I just need to send it to the printer.
Talking myself out of it
Right now about every other day I am sitting in front of the computer, going through the ordering process only to shut it all down in the middle. For the past three weeks it been going like that…
How is it that I keep telling myself no one will actually buy. No one is interested. Agreed I do not have an Etsy shop. I don’t really know where to sell. But isn’t that something I can figure out once the product is here? Or should I set all that up first? And do I need four versions of the card or should one be enough? But I want all four because I want to have a bundle. I want to have the colors. I simple want it. I just don’t want to spend the money. And having to store 800 cards unter my desk for years to come . Because where else would I put them? And you know I cant throw them away.
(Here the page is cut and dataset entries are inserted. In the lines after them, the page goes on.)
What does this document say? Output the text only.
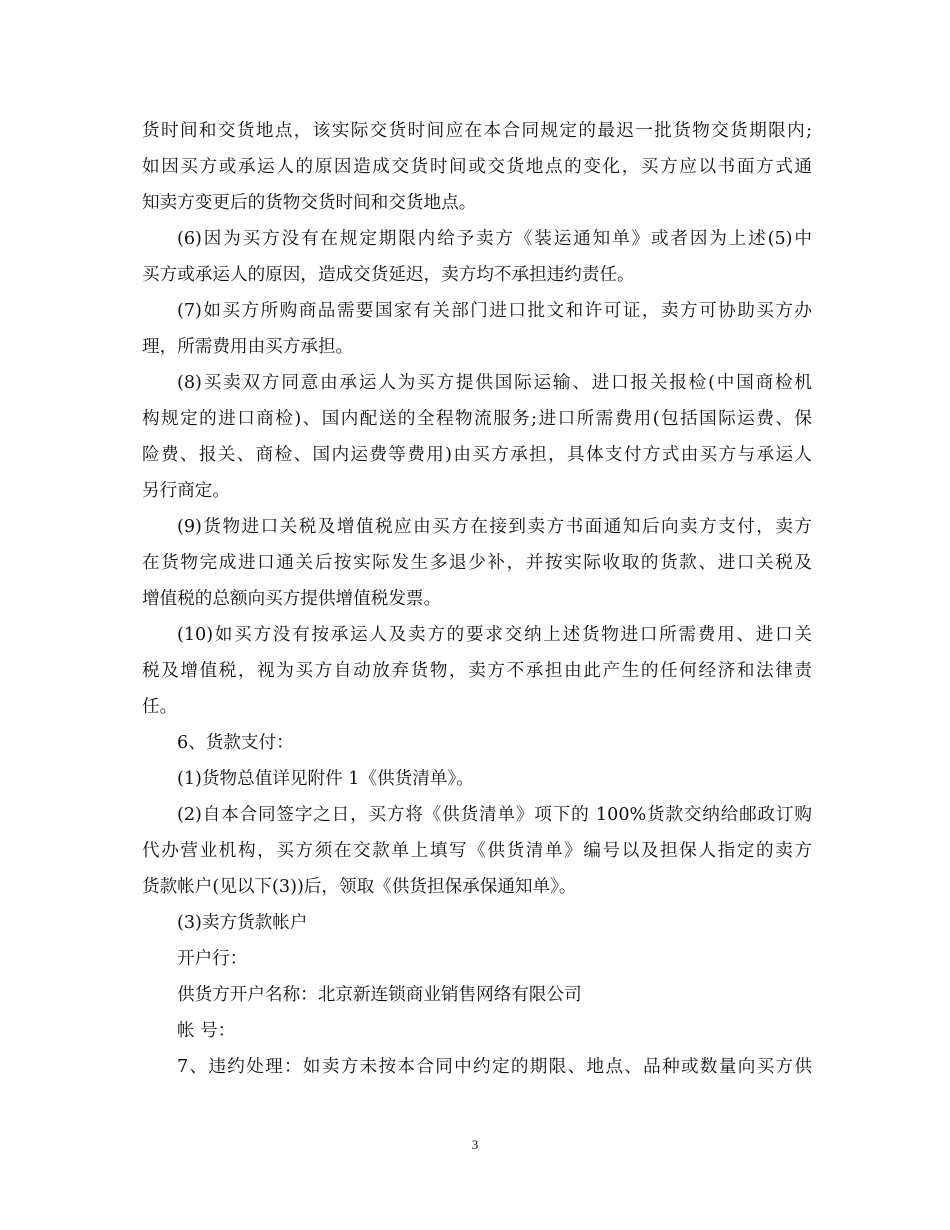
货时间和交货地点，该实际交货时间应在本合同规定的最迟一批货物交货期限内;
如因买方或承运人的原因造成交货时间或交货地点的变化，买方应以书面方式通
知卖方变更后的货物交货时间和交货地点。
(6)因为买方没有在规定期限内给予卖方《装运通知单》或者因为上述(5)中
买方或承运人的原因，造成交货延迟，卖方均不承担违约责任。
(7)如买方所购商品需要国家有关部门进口批文和许可证，卖方可协助买方办
理，所需费用由买方承担。
(8)买卖双方同意由承运人为买方提供国际运输、进口报关报检(中国商检机
构规定的进口商检)、国内配送的全程物流服务;进口所需费用(包括国际运费、保
险费、报关、商检、国内运费等费用)由买方承担，具体支付方式由买方与承运人
另行商定。
(9)货物进口关税及增值税应由买方在接到卖方书面通知后向卖方支付，卖方
在货物完成进口通关后按实际发生多退少补，并按实际收取的货款、进口关税及
增值税的总额向买方提供增值税发票。
(10)如买方没有按承运人及卖方的要求交纳上述货物进口所需费用、进口关
税及增值税，视为买方自动放弃货物，卖方不承担由此产生的任何经济和法律责
任。
6、货款支付：
(1)货物总值详见附件 1《供货清单》。
(2)自本合同签字之日，买方将《供货清单》项下的 100%货款交纳给邮政订购
代办营业机构，买方须在交款单上填写《供货清单》编号以及担保人指定的卖方
货款帐户(见以下(3))后，领取《供货担保承保通知单》。
(3)卖方货款帐户
开户行：
供货方开户名称：北京新连锁商业销售网络有限公司
帐 号：
7、违约处理：如卖方未按本合同中约定的期限、地点、品种或数量向买方供
3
My latest card design für Christmas Cards and Birthdays Cards.
You see my dilemma and how I keep talking myself out of it?
I don’t want to sound whiny. I don’t want to sound ungrateful. I just need to share that I am annoyed with myself for not having my self.-confidence. For not being supportive of myself. For not believing.
I’ve been giving away freebies here on the blog with my freebie calendar so at least someone other than me can enjoy my creations. (have you downloaded?) I haven’t planned on doing it this year. But maybe that is what I end up doing if yet again cant make the plunge…
I need to know: Am I the only keeping myself out of something? Will you share your deepest wish and what you can’t figure out for yourself? Or are you one of the lucky ones being very self confident and broadcasting your idea? If so, what is your secret?